The supermarket world is a dog-eat-dog environment. If a company like Cadbury Schweppes can get a floor display or end of aisle display in addition to their normal presence then it’s not uncommon to quadruple sales. But it was hard for the grocery manager to keep his eye on the whole store at once. So if he wouldn’t give me a space then I would simply walk around the store until I found one. I worked out that they never had the staff to dismantle a display once it was put up, so I used to build displays of soft drinks wherever I could, whether it was in the fruit section, the edges of the trolley bay or half covering the nearest fire exit.

Today in the world of non-retail marketing it has moved on a bit from “he who shouts loudest” to “he who can be found”. But retail as far as I can tell really hasn’t moved on that much. I still wait to be blown away by a new display or point-of-sale promotion at Sainsbury’s or Coles, but nothing seems to have moved on much from 12 years ago when I was building displays.

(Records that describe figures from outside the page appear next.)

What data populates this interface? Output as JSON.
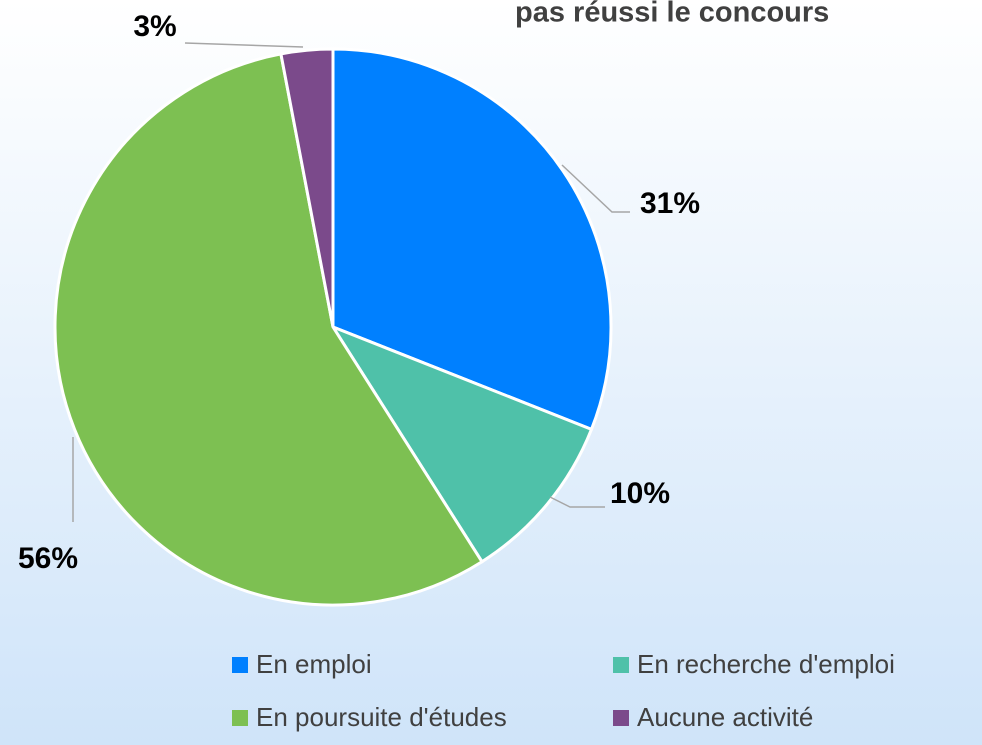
{
  "chart_data": {
    "type": "pie",
    "title": "pas réussi le concours",
    "categories": [
      "En emploi",
      "En recherche d'emploi",
      "En poursuite d'études",
      "Aucune activité"
    ],
    "values": [
      31,
      10,
      56,
      3
    ],
    "value_labels": [
      "31%",
      "10%",
      "56%",
      "3%"
    ],
    "colors": [
      "#0080ff",
      "#4fc1a9",
      "#7dc052",
      "#7b4a8b"
    ],
    "legend": "bottom"
  }
}
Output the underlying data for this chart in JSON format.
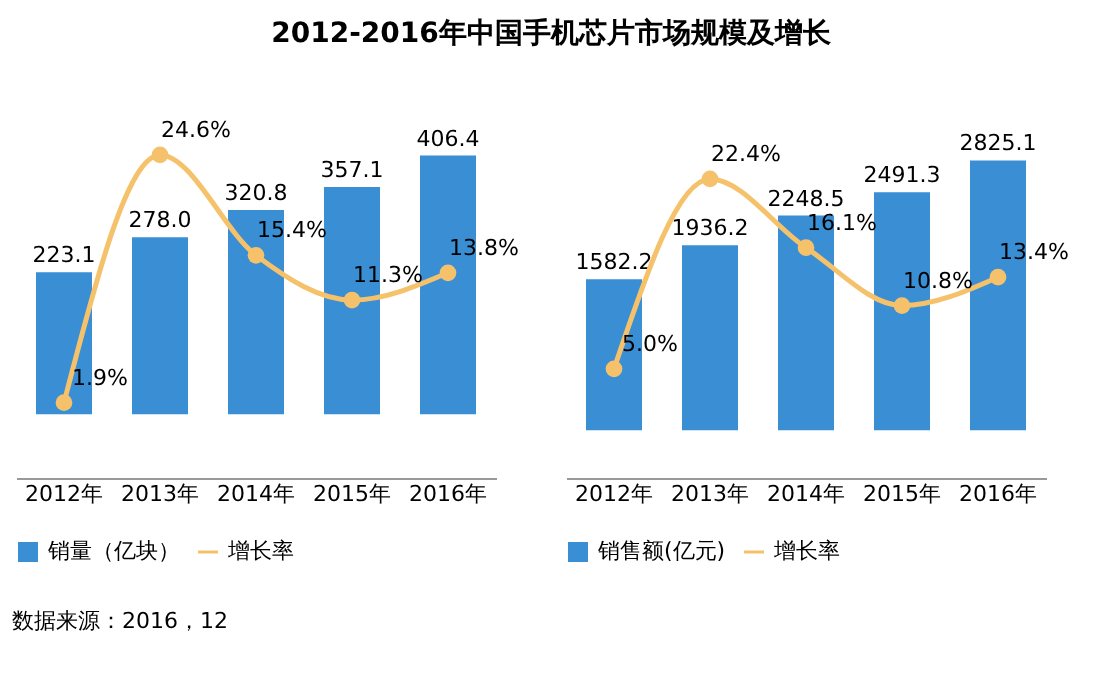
{
  "chart_data": [
    {
      "type": "bar",
      "title": "2012-2016年中国手机芯片市场规模及增长",
      "categories": [
        "2012年",
        "2013年",
        "2014年",
        "2015年",
        "2016年"
      ],
      "tick_labels": "x",
      "legend": "bottom",
      "marker": "circle",
      "line_style": "solid",
      "annotations": [
        "数据来源：2016，12"
      ],
      "series": [
        {
          "name": "销量（亿块）",
          "color": "#3a8ed4",
          "values": [
            223.1,
            278.0,
            320.8,
            357.1,
            406.4
          ],
          "value_labels": [
            "223.1",
            "278.0",
            "320.8",
            "357.1",
            "406.4"
          ]
        },
        {
          "type": "line",
          "name": "增长率",
          "color": "#f5c26b",
          "axis": "y2",
          "values": [
            1.9,
            24.6,
            15.4,
            11.3,
            13.8
          ],
          "value_labels": [
            "1.9%",
            "24.6%",
            "15.4%",
            "11.3%",
            "13.8%"
          ]
        }
      ]
    },
    {
      "type": "bar",
      "categories": [
        "2012年",
        "2013年",
        "2014年",
        "2015年",
        "2016年"
      ],
      "tick_labels": "x",
      "legend": "bottom",
      "marker": "circle",
      "line_style": "solid",
      "series": [
        {
          "name": "销售额(亿元)",
          "color": "#3a8ed4",
          "values": [
            1582.2,
            1936.2,
            2248.5,
            2491.3,
            2825.1
          ],
          "value_labels": [
            "1582.2",
            "1936.2",
            "2248.5",
            "2491.3",
            "2825.1"
          ]
        },
        {
          "type": "line",
          "name": "增长率",
          "color": "#f5c26b",
          "axis": "y2",
          "values": [
            5.0,
            22.4,
            16.1,
            10.8,
            13.4
          ],
          "value_labels": [
            "5.0%",
            "22.4%",
            "16.1%",
            "10.8%",
            "13.4%"
          ]
        }
      ]
    }
  ]
}
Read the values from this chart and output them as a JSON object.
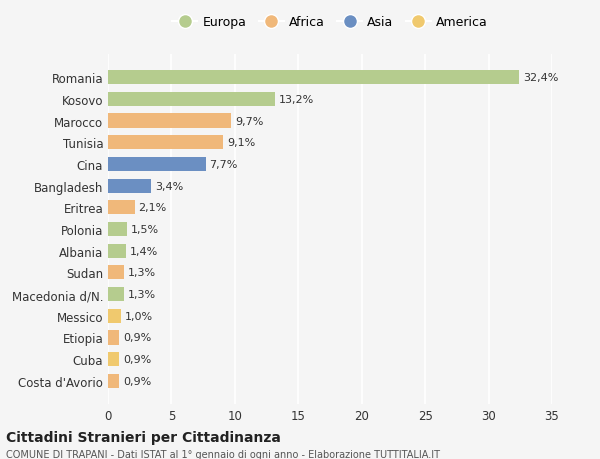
{
  "countries": [
    "Romania",
    "Kosovo",
    "Marocco",
    "Tunisia",
    "Cina",
    "Bangladesh",
    "Eritrea",
    "Polonia",
    "Albania",
    "Sudan",
    "Macedonia d/N.",
    "Messico",
    "Etiopia",
    "Cuba",
    "Costa d'Avorio"
  ],
  "values": [
    32.4,
    13.2,
    9.7,
    9.1,
    7.7,
    3.4,
    2.1,
    1.5,
    1.4,
    1.3,
    1.3,
    1.0,
    0.9,
    0.9,
    0.9
  ],
  "labels": [
    "32,4%",
    "13,2%",
    "9,7%",
    "9,1%",
    "7,7%",
    "3,4%",
    "2,1%",
    "1,5%",
    "1,4%",
    "1,3%",
    "1,3%",
    "1,0%",
    "0,9%",
    "0,9%",
    "0,9%"
  ],
  "continents": [
    "Europa",
    "Europa",
    "Africa",
    "Africa",
    "Asia",
    "Asia",
    "Africa",
    "Europa",
    "Europa",
    "Africa",
    "Europa",
    "America",
    "Africa",
    "America",
    "Africa"
  ],
  "colors": {
    "Europa": "#b5cc8e",
    "Africa": "#f0b87a",
    "Asia": "#6b8fc2",
    "America": "#f0c96e"
  },
  "legend_order": [
    "Europa",
    "Africa",
    "Asia",
    "America"
  ],
  "title": "Cittadini Stranieri per Cittadinanza",
  "subtitle": "COMUNE DI TRAPANI - Dati ISTAT al 1° gennaio di ogni anno - Elaborazione TUTTITALIA.IT",
  "xlim": [
    0,
    35
  ],
  "xticks": [
    0,
    5,
    10,
    15,
    20,
    25,
    30,
    35
  ],
  "background_color": "#f5f5f5",
  "grid_color": "#ffffff",
  "bar_height": 0.65
}
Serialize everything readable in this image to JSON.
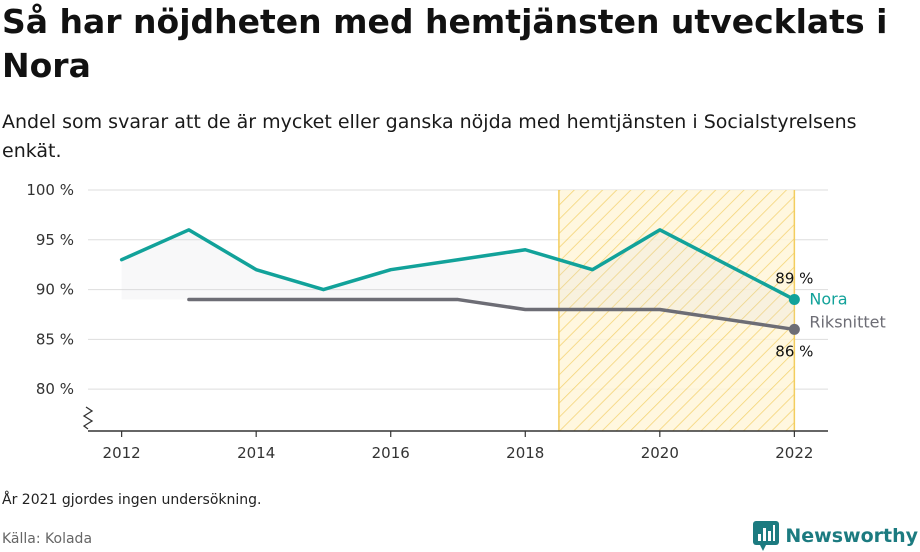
{
  "header": {
    "title": "Så har nöjdheten med hemtjänsten utvecklats i Nora",
    "subtitle": "Andel som svarar att de är mycket eller ganska nöjda med hemtjänsten i Socialstyrelsens enkät."
  },
  "footer": {
    "note": "År 2021 gjordes ingen undersökning.",
    "source": "Källa: Kolada",
    "brand": "Newsworthy"
  },
  "colors": {
    "nora": "#12a29a",
    "riks": "#6d6d75",
    "hatch": "#f3cd5e",
    "grid": "#dddddd",
    "axis": "#333333",
    "brand": "#1c7b80"
  },
  "chart_data": {
    "type": "line",
    "x": [
      2012,
      2013,
      2014,
      2015,
      2016,
      2017,
      2018,
      2019,
      2020,
      2022
    ],
    "series": [
      {
        "name": "Nora",
        "values": [
          93,
          96,
          92,
          90,
          92,
          93,
          94,
          92,
          96,
          89
        ],
        "color": "#12a29a"
      },
      {
        "name": "Riksnittet",
        "values": [
          null,
          89,
          89,
          89,
          89,
          89,
          88,
          88,
          88,
          86
        ],
        "color": "#6d6d75"
      }
    ],
    "end_labels": [
      {
        "series": "Nora",
        "text": "89 %"
      },
      {
        "series": "Riksnittet",
        "text": "86 %"
      }
    ],
    "xticks": [
      2012,
      2014,
      2016,
      2018,
      2020,
      2022
    ],
    "xtick_labels": [
      "2012",
      "2014",
      "2016",
      "2018",
      "2020",
      "2022"
    ],
    "yticks": [
      80,
      85,
      90,
      95,
      100
    ],
    "ytick_labels": [
      "80 %",
      "85 %",
      "90 %",
      "95 %",
      "100 %"
    ],
    "xlim": [
      2011.5,
      2022.5
    ],
    "ylim": [
      75.8,
      100
    ],
    "highlight_range": [
      2018.5,
      2022
    ],
    "grid": true,
    "axis_break": true
  }
}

Today when I’m putting together a sales promotion I often think back to my grass roots selling days. I imagine myself standing and spruiking outside of my current company. What would I say to lure customers who are passing by my door? (or my website). Is the Natural Training brand good enough to encourage fierce loyalty? And when prospective customers do see my display, what’s to stop them buying from some other supplier who has built something more eye-catching next door?

I wouldn’t swap all of the sales books or training in the world for my big three sales lessons from my grass-roots sales roles. There were other jobs such as big ticket advertising agency sales. But the roles where you are at the coal face of selling teach you so much more, and I’m really lucky to have been involved in the grass roots of the oldest profession in the world.